Detesto quelli che fanno un’affermazione e non la dimostrano, o non citano le fonti. Ho scartabellato un bel po’ sul web per scoprire su cosa si basa lo spot pubblicitario secondo il quale con la lavastoviglie si consumano meno acqua e meno elettricità che lavando i piatti a mano.
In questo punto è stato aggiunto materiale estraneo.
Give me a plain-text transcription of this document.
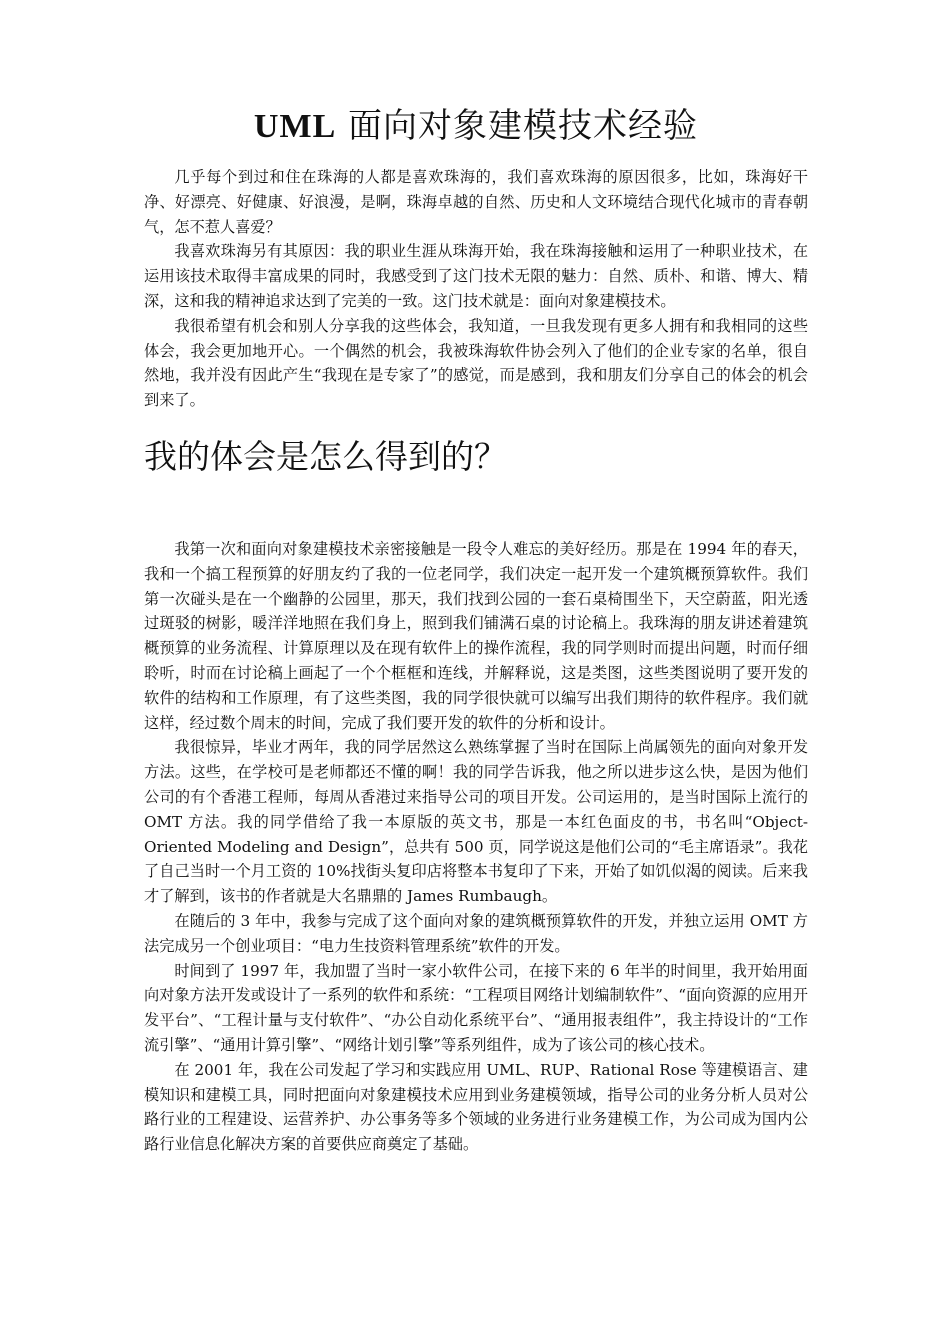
UML 面向对象建模技术经验

几乎每个到过和住在珠海的人都是喜欢珠海的，我们喜欢珠海的原因很多，比如，珠海好干净、好漂亮、好健康、好浪漫，是啊，珠海卓越的自然、历史和人文环境结合现代化城市的青春朝气，怎不惹人喜爱？

我喜欢珠海另有其原因：我的职业生涯从珠海开始，我在珠海接触和运用了一种职业技术，在运用该技术取得丰富成果的同时，我感受到了这门技术无限的魅力：自然、质朴、和谐、博大、精深，这和我的精神追求达到了完美的一致。这门技术就是：面向对象建模技术。

我很希望有机会和别人分享我的这些体会，我知道，一旦我发现有更多人拥有和我相同的这些体会，我会更加地开心。一个偶然的机会，我被珠海软件协会列入了他们的企业专家的名单，很自然地，我并没有因此产生“我现在是专家了”的感觉，而是感到，我和朋友们分享自己的体会的机会到来了。

我的体会是怎么得到的？

我第一次和面向对象建模技术亲密接触是一段令人难忘的美好经历。那是在 1994 年的春天，我和一个搞工程预算的好朋友约了我的一位老同学，我们决定一起开发一个建筑概预算软件。我们第一次碰头是在一个幽静的公园里，那天，我们找到公园的一套石桌椅围坐下，天空蔚蓝，阳光透过斑驳的树影，暖洋洋地照在我们身上，照到我们铺满石桌的讨论稿上。我珠海的朋友讲述着建筑概预算的业务流程、计算原理以及在现有软件上的操作流程，我的同学则时而提出问题，时而仔细聆听，时而在讨论稿上画起了一个个框框和连线，并解释说，这是类图，这些类图说明了要开发的软件的结构和工作原理，有了这些类图，我的同学很快就可以编写出我们期待的软件程序。我们就这样，经过数个周末的时间，完成了我们要开发的软件的分析和设计。

我很惊异，毕业才两年，我的同学居然这么熟练掌握了当时在国际上尚属领先的面向对象开发方法。这些，在学校可是老师都还不懂的啊！我的同学告诉我，他之所以进步这么快，是因为他们公司的有个香港工程师，每周从香港过来指导公司的项目开发。公司运用的，是当时国际上流行的 OMT 方法。我的同学借给了我一本原版的英文书，那是一本红色面皮的书，书名叫“Object-Oriented Modeling and Design”，总共有 500 页，同学说这是他们公司的“毛主席语录”。我花了自己当时一个月工资的 10%找街头复印店将整本书复印了下来，开始了如饥似渴的阅读。后来我才了解到，该书的作者就是大名鼎鼎的 James Rumbaugh。

在随后的 3 年中，我参与完成了这个面向对象的建筑概预算软件的开发，并独立运用 OMT 方法完成另一个创业项目：“电力生技资料管理系统”软件的开发。

时间到了 1997 年，我加盟了当时一家小软件公司，在接下来的 6 年半的时间里，我开始用面向对象方法开发或设计了一系列的软件和系统：“工程项目网络计划编制软件”、“面向资源的应用开发平台”、“工程计量与支付软件”、“办公自动化系统平台”、“通用报表组件”，我主持设计的“工作流引擎”、“通用计算引擎”、“网络计划引擎”等系列组件，成为了该公司的核心技术。

在 2001 年，我在公司发起了学习和实践应用 UML、RUP、Rational Rose 等建模语言、建模知识和建模工具，同时把面向对象建模技术应用到业务建模领域，指导公司的业务分析人员对公路行业的工程建设、运营养护、办公事务等多个领域的业务进行业务建模工作，为公司成为国内公路行业信息化解决方案的首要供应商奠定了基础。
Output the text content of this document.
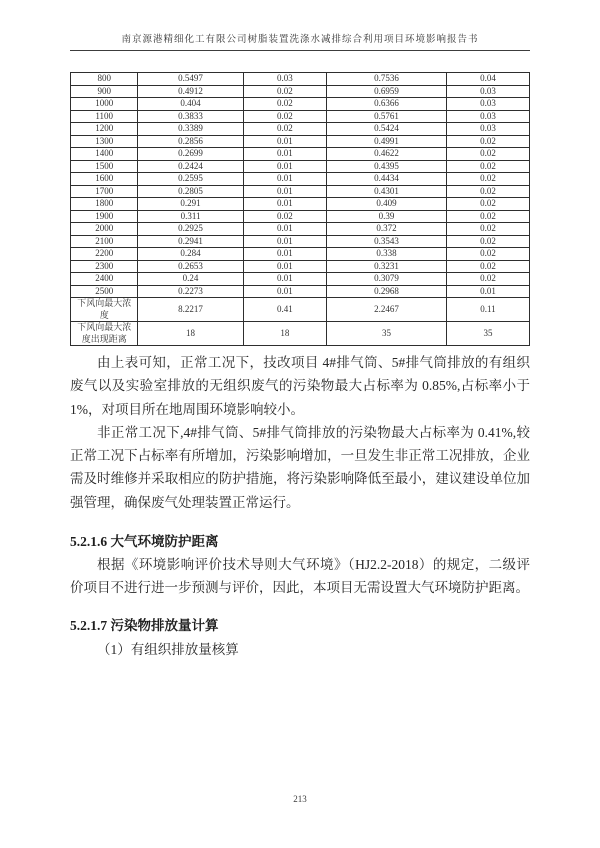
南京源港精细化工有限公司树脂装置洗涤水减排综合利用项目环境影响报告书
800	0.5497	0.03	0.7536	0.04
900	0.4912	0.02	0.6959	0.03
1000	0.404	0.02	0.6366	0.03
1100	0.3833	0.02	0.5761	0.03
1200	0.3389	0.02	0.5424	0.03
1300	0.2856	0.01	0.4991	0.02
1400	0.2699	0.01	0.4622	0.02
1500	0.2424	0.01	0.4395	0.02
1600	0.2595	0.01	0.4434	0.02
1700	0.2805	0.01	0.4301	0.02
1800	0.291	0.01	0.409	0.02
1900	0.311	0.02	0.39	0.02
2000	0.2925	0.01	0.372	0.02
2100	0.2941	0.01	0.3543	0.02
2200	0.284	0.01	0.338	0.02
2300	0.2653	0.01	0.3231	0.02
2400	0.24	0.01	0.3079	0.02
2500	0.2273	0.01	0.2968	0.01
下风向最大浓度	8.2217	0.41	2.2467	0.11
下风向最大浓度出现距离	18	18	35	35

由上表可知，正常工况下，技改项目 4#排气筒、5#排气筒排放的有组织废气以及实验室排放的无组织废气的污染物最大占标率为 0.85%,占标率小于 1%，对项目所在地周围环境影响较小。

非正常工况下,4#排气筒、5#排气筒排放的污染物最大占标率为 0.41%,较正常工况下占标率有所增加，污染影响增加，一旦发生非正常工况排放，企业需及时维修并采取相应的防护措施，将污染影响降低至最小，建议建设单位加强管理，确保废气处理装置正常运行。

5.2.1.6 大气环境防护距离

根据《环境影响评价技术导则大气环境》（HJ2.2-2018）的规定，二级评价项目不进行进一步预测与评价，因此，本项目无需设置大气环境防护距离。

5.2.1.7 污染物排放量计算

（1）有组织排放量核算

213
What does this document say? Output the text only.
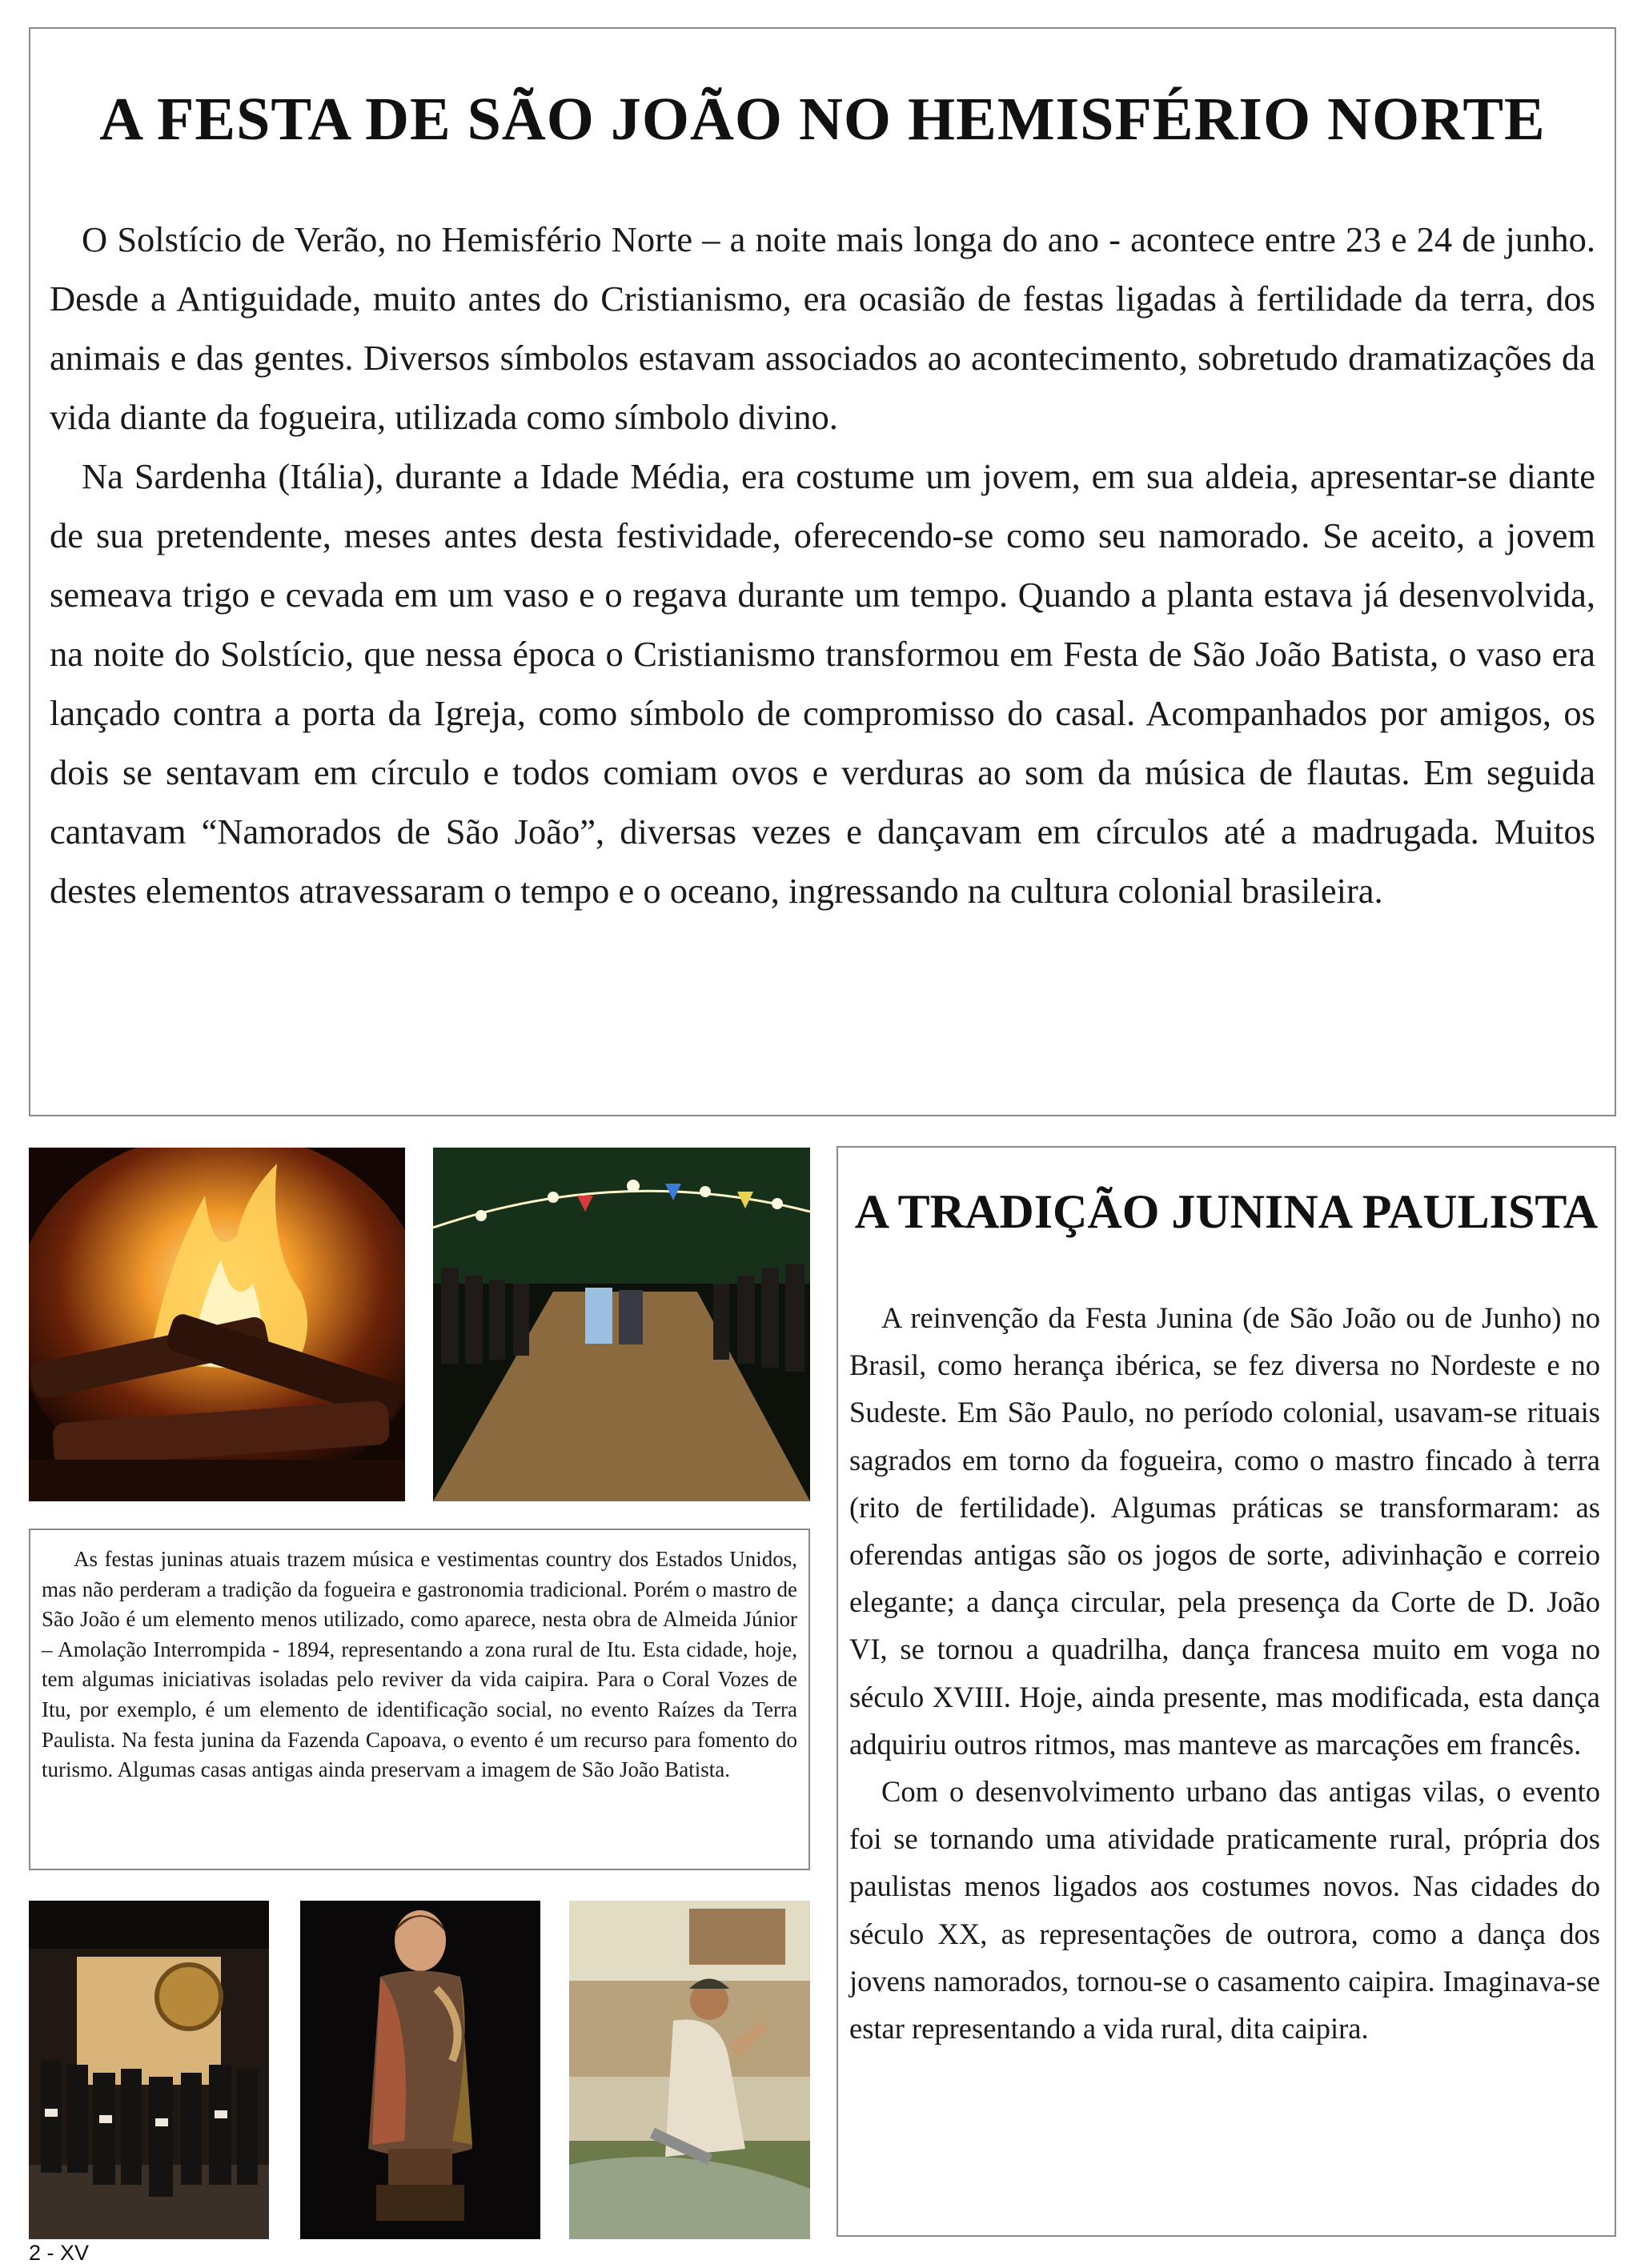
A FESTA DE SÃO JOÃO NO HEMISFÉRIO NORTE

O Solstício de Verão, no Hemisfério Norte – a noite mais longa do ano - acontece entre 23 e 24 de junho. Desde a Antiguidade, muito antes do Cristianismo, era ocasião de festas ligadas à fertilidade da terra, dos animais e das gentes. Diversos símbolos estavam associados ao acontecimento, sobretudo dramatizações da vida diante da fogueira, utilizada como símbolo divino.

Na Sardenha (Itália), durante a Idade Média, era costume um jovem, em sua aldeia, apresentar-se diante de sua pretendente, meses antes desta festividade, oferecendo-se como seu namorado. Se aceito, a jovem semeava trigo e cevada em um vaso e o regava durante um tempo. Quando a planta estava já desenvolvida, na noite do Solstício, que nessa época o Cristianismo transformou em Festa de São João Batista, o vaso era lançado contra a porta da Igreja, como símbolo de compromisso do casal. Acompanhados por amigos, os dois se sentavam em círculo e todos comiam ovos e verduras ao som da música de flautas. Em seguida cantavam “Namorados de São João”, diversas vezes e dançavam em círculos até a madrugada. Muitos destes elementos atravessaram o tempo e o oceano, ingressando na cultura colonial brasileira.

As festas juninas atuais trazem música e vestimentas country dos Estados Unidos, mas não perderam a tradição da fogueira e gastronomia tradicional. Porém o mastro de São João é um elemento menos utilizado, como aparece, nesta obra de Almeida Júnior – Amolação Interrompida - 1894, representando a zona rural de Itu. Esta cidade, hoje, tem algumas iniciativas isoladas pelo reviver da vida caipira. Para o Coral Vozes de Itu, por exemplo, é um elemento de identificação social, no evento Raízes da Terra Paulista. Na festa junina da Fazenda Capoava, o evento é um recurso para fomento do turismo. Algumas casas antigas ainda preservam a imagem de São João Batista.

A TRADIÇÃO JUNINA PAULISTA

A reinvenção da Festa Junina (de São João ou de Junho) no Brasil, como herança ibérica, se fez diversa no Nordeste e no Sudeste. Em São Paulo, no período colonial, usavam-se rituais sagrados em torno da fogueira, como o mastro fincado à terra (rito de fertilidade). Algumas práticas se transformaram: as oferendas antigas são os jogos de sorte, adivinhação e correio elegante; a dança circular, pela presença da Corte de D. João VI, se tornou a quadrilha, dança francesa muito em voga no século XVIII. Hoje, ainda presente, mas modificada, esta dança adquiriu outros ritmos, mas manteve as marcações em francês.

Com o desenvolvimento urbano das antigas vilas, o evento foi se tornando uma atividade praticamente rural, própria dos paulistas menos ligados aos costumes novos. Nas cidades do século XX, as representações de outrora, como a dança dos jovens namorados, tornou-se o casamento caipira. Imaginava-se estar representando a vida rural, dita caipira.

2 - XV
lavare i piattiL’efficienza ambientale delle lavastoviglie vantata dallo spot discende da uno studio effettuato da un docente universitario tedesco, che ha fatto lavare un servizio completo da 12, oltre che dalle lavastoviglie, da 113 persone proveniente da 7 Paesi europei, con l’unica istruzione di comportarsi esattamente come se fossero a casa loro. Questo test venne effettuato con assoluta, rigorosa scientificità e i risultati sono stati riportati dal Guardian Unlimited un paio di anni fa: in media le lavastoviglie hanno consumato 2,5 chilowattora di elettricità e 15 litri d’acqua; i lavapiatti, sempre in media, 103 litri d’acqua e 1-2 chilowattora di elettricità per riscaldarla. Ma nella media sono comprese anche punte di efficienza umana in grado di rivaleggiare con la lavastoviglie: ai tedeschi sono bastati 30 litri d’acqua e un chilowattora. Tutto sta nella tecnica impiegata: rimuovere accuratamente “a secco” i residui di cibo, non passare i piatti sporchi sotto il getto dell’acqua calda prima di lavarli, non lasciare aperto il rubinetto ininterrottamente durante tutta l’operazione, sciacquare con acqua fredda eccetera.

lavatura piatti

Il Guardian aggiunge che lo studio non calcola l’impatto ambientale dei detersivi, nè della costruzione e del trasporto della lavastoviglie. Di mio aggiungo che un boiler a gas consente di lavare i piatti a mano senza far ricorso all’elettricità, anche se il metano è pursempre un combustibile fossile, e che ben raramente una lavastoviglie è azionata a pieno carico come nel test, con un intero servizio da 12: eppure consuma acqua ed elettricità nello stesso modo. E a proposito di tecniche per lavare i piatti, si può anche andare oltre l’efficienza teutonica sfoderata nel test. Il sistema della mia mamma era imbattibile: in nome non dell’ecologia, ma dell’atavico rifiuto contadino di ogni spreco, scaldava l’acqua in una pentola, sul fornello a gas, e sciacquava con quella fredda. Le veniva tutto benissimo, anche senza brillantante. Foto Flickr.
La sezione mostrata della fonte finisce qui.